FrontLine Bookstore, Dominica

I think I heard that after 27 years, today will be the last day for the Frontline Bookstore in Dominica. If so this is the second bookstore which has closed in recent months (Pages bookstore also closed this year).
For me this is a sad occassion. When I used to come on holiday to Dominica, I could not go back without at least one visit to FrontLine and being back it became a regular Roseau stop.
I could always get the latest books by local authors and poets, the latest CD by our musicians, find out what cultural shows, poetry readings, art exhibitions, hikes etc were taking place or just stop for a chat.
So I wish Sealey, Zenith and all the others I used to meet at Frontline the very best. It will certainly be missed.

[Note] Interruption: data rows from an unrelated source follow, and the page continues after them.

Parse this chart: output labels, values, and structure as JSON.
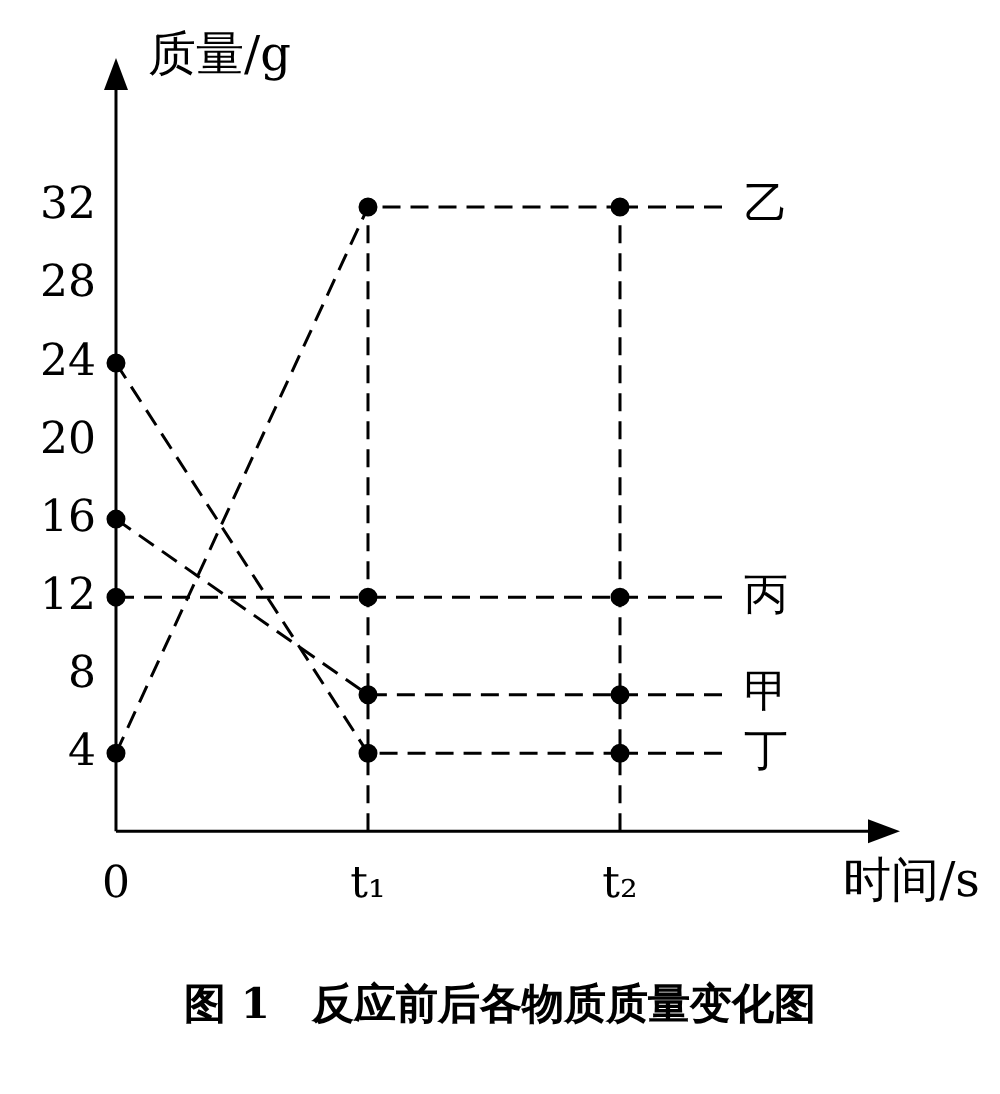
{
  "chart_data": {
    "type": "line",
    "title": "图 1　反应前后各物质质量变化图",
    "xlabel": "时间/s",
    "ylabel": "质量/g",
    "categories": [
      "0",
      "t₁",
      "t₂"
    ],
    "series": [
      {
        "name": "乙",
        "color": "#000000",
        "values": [
          4,
          32,
          32
        ]
      },
      {
        "name": "丙",
        "color": "#000000",
        "values": [
          12,
          12,
          12
        ]
      },
      {
        "name": "甲",
        "color": "#000000",
        "values": [
          16,
          7,
          7
        ]
      },
      {
        "name": "丁",
        "color": "#000000",
        "values": [
          24,
          4,
          4
        ]
      }
    ],
    "ylim": [
      0,
      38
    ],
    "yticks": [
      4,
      8,
      12,
      16,
      20,
      24,
      28,
      32
    ],
    "ref_lines": [
      {
        "axis": "x",
        "value": "t₁",
        "label": null,
        "line_style": "dashed"
      },
      {
        "axis": "x",
        "value": "t₂",
        "label": null,
        "line_style": "dashed"
      }
    ],
    "grid": false,
    "legend": "right",
    "marker": "circle",
    "line_style": "dashed"
  }
}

I read on that the Frontline Cooperative Bookstore was founded in 1982 by Eddie "Izzar" Toulon, Gabriel Christian and others.

Saturday, September 19, 2009

Crazy Cat and Boa in Dominica

The other night I was driving home and came across a snake in the middle of the road. I got out to shoot it (we have no poisonous snakes in Dominica but I was still keeping my distance) and this crazy cat started stalking the snake...I had to admire its bravery...or stupidity

Monday, September 7, 2009

Anniversary back in Dominica

All set for England?
Originally uploaded by TropicallyTied
In September 1976, when I was 8 years old, my father said we were leaving Dominica for England. To be honest I had no idea what he was talking about. All I knew was one minute I was coming to terms with the end of mango season and trying to decide which halter neck top and bell-bottom combination to wear, and the next, my halter necks were replaced with thick woolly jumpers, I was getting off an aeroplane at Heathrow wondering what on earth just happened and wondering what language people in Ipswich would speak.
My journey back home probably began at that very moment and ended on September 8th 2005, nearly 30 years later.
We hear about migration all the time. It has completely changed, and will continue to change, the global social landscape. It has had huge and complex consequences for countries and individuals, sending ripples down generations.
The majority of Dominicans are likely to have been touched by migration in one way or another. Our own history as a people begins with forced and voluntary migration.
I have always been interested in the human element, the impact on individuals; those who leave, those who remain and those who return, the children and grandchildren down the generations. The impact on things like identity, culture, belonging, family units, the place you regard as home.
I recently read an article about reverse migration or return migration and how the economic situation has prompted some Latin American migrants in the US to return home. It will be interesting to see if this reversal becomes significant and if it causes any unforseen issues.